Not so for Lynda Gratton in her book, co-authored with Andrew Scott – The 100-Year Life. Chapter 7 titled “Money: Financing a long life”, underscores exactly what I’ve been long suggesting. On page 166, in the section “account for a future self”, at one point it reads: “If we were able to plan optimally… creating a sense of identity over a long life, one which recognizes the interactions between yourself today and your future selves, is a crucial component of a successful 100-year Life.”
One way of naming this is doing what the book calls a “behavioural nudge”, suggesting for example “imagine your 80-year old self sitting next to you – what would they want you to take into consideration?” This nudge concept is exampled by a cool image of an “ageing digital avatar” (as shown here),which was used in a study, where people who were shown this decided to save more than twice as much as those who didn’t get the nudge from the avatar.
Which brings this back to financial planning selling season.
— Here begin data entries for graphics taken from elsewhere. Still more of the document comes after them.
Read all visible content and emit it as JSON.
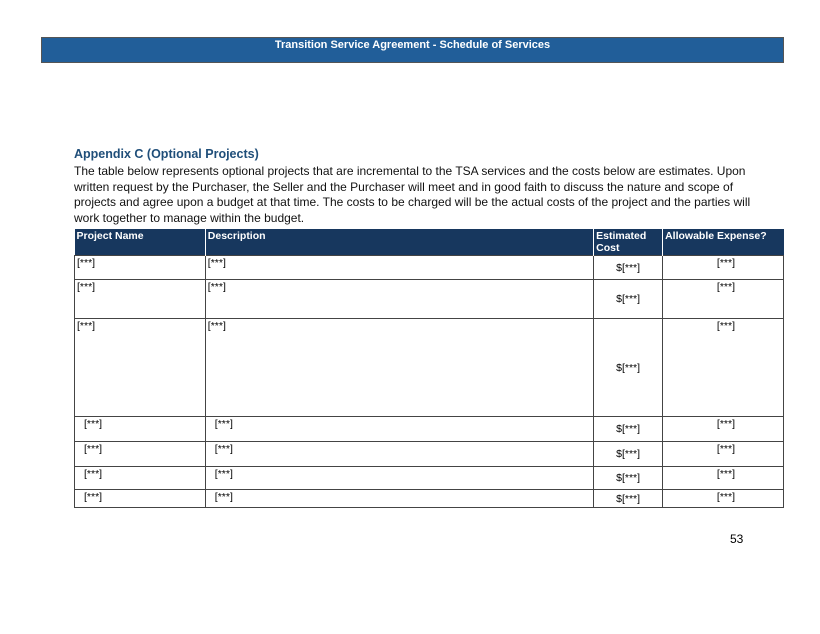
{
  "header": {
    "title": "Transition Service Agreement - Schedule of Services"
  },
  "section": {
    "heading": "Appendix C (Optional Projects)",
    "body": "The table below represents optional projects that are incremental to the TSA services and the costs below are estimates. Upon written request by the Purchaser, the Seller and the Purchaser will meet and in good faith to discuss the nature and scope of projects and agree upon a budget at that time. The costs to be charged will be the actual costs of the project and the parties will work together to manage within the budget."
  },
  "table": {
    "headers": [
      "Project Name",
      "Description",
      "Estimated Cost",
      "Allowable Expense?"
    ],
    "rows": [
      [
        "[***]",
        "[***]",
        "$[***]",
        "[***]"
      ],
      [
        "[***]",
        "[***]",
        "$[***]",
        "[***]"
      ],
      [
        "[***]",
        "[***]",
        "$[***]",
        "[***]"
      ],
      [
        "[***]",
        "[***]",
        "$[***]",
        "[***]"
      ],
      [
        "[***]",
        "[***]",
        "$[***]",
        "[***]"
      ],
      [
        "[***]",
        "[***]",
        "$[***]",
        "[***]"
      ],
      [
        "[***]",
        "[***]",
        "$[***]",
        "[***]"
      ]
    ]
  },
  "footer": {
    "page_number": "53"
  }
}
Pay attention to the language in the pitch ads you hear. How are banks and wealth management companies and the like positioning their message? How are they speaking to you? What age cohorts are they targeting and how well do you think the messaging is resonating to each of these?
Then as you are listening to those seasonal ads ringing in your ears, you might wonder what would nudge you to take a practical, proactive look at planning financially for your later years. When is that any way?
Maybe you should ask your avatar before you call your financial planner.